Alas, not all of the S&P was able to rally. CareFusion (UNKNOWN: CFN.DL ) , for example, slumped 6% on the day, as talks to buy the medical-device division of London-based Smiths Group fell through. Had the deal gone through, it would have expanded CareFusion's product line and diversified the company; shares had risen more than 10% since the talks began in late May.
Eaton (NYSE: ETN ) , a diversified electronics company, fell for a more conventional reason: it simply had a bad quarter. Shares cratered 5.5% as it reported disappointing earnings, and cut expectations for the fiscal year. Although revenue jumped 40%, earnings per share fell as more shares were outstanding in the quarter. With shares up more than 50% in the last year, high growth expectations -- combined with not living up to those expectations -- ended up hurting the stock today.
Lastly, oil refiner Tesoro (NYSE: TSO ) lost 4.2%, on a day where the oil and gas sector was the weakest performer in the markets.

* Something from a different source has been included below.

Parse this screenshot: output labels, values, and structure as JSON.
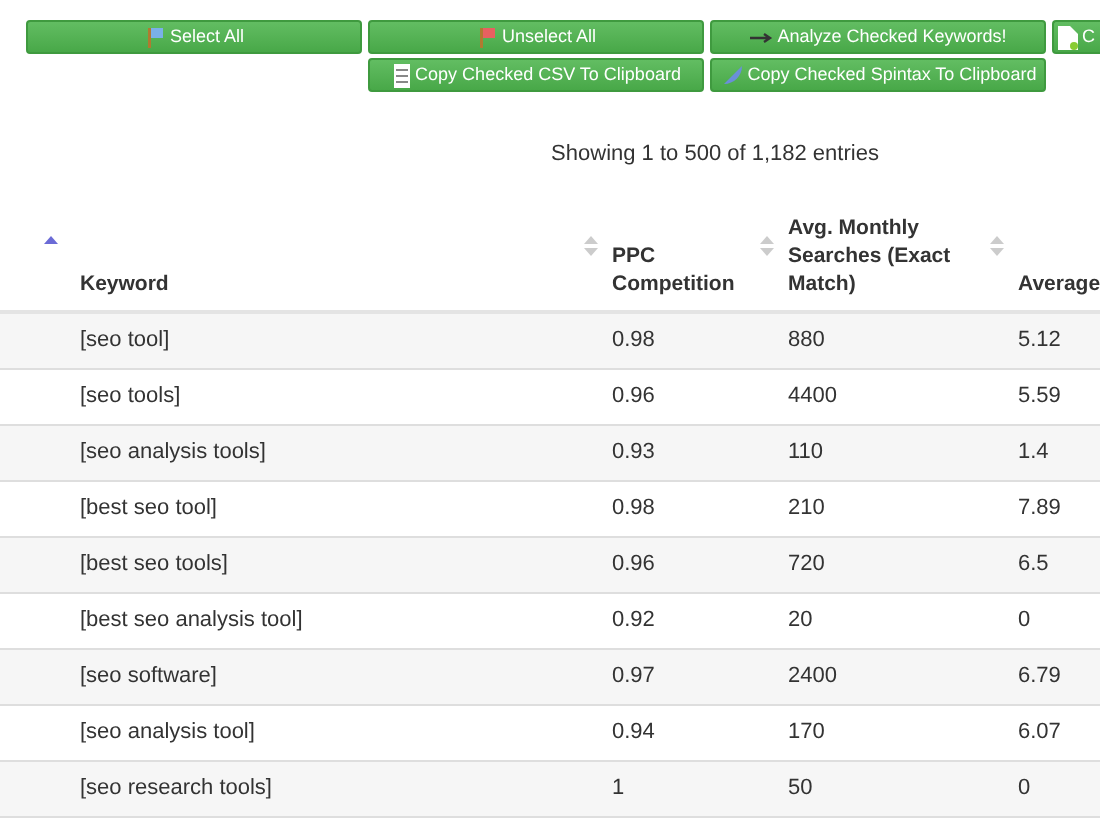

Second-quarter profit fell dramatically, as lower margins affected results. The company, however, still beat earnings estimates, and raised its dividend by 25%, a combination that typically doesn't result in today's pronounced losses. If the company keeps upping its dividend and buying back shares -- which it did to the tune of $100 million in the second quarter -- investors will have no choice but to bid the stock higher in the future, as long as profits get back on track.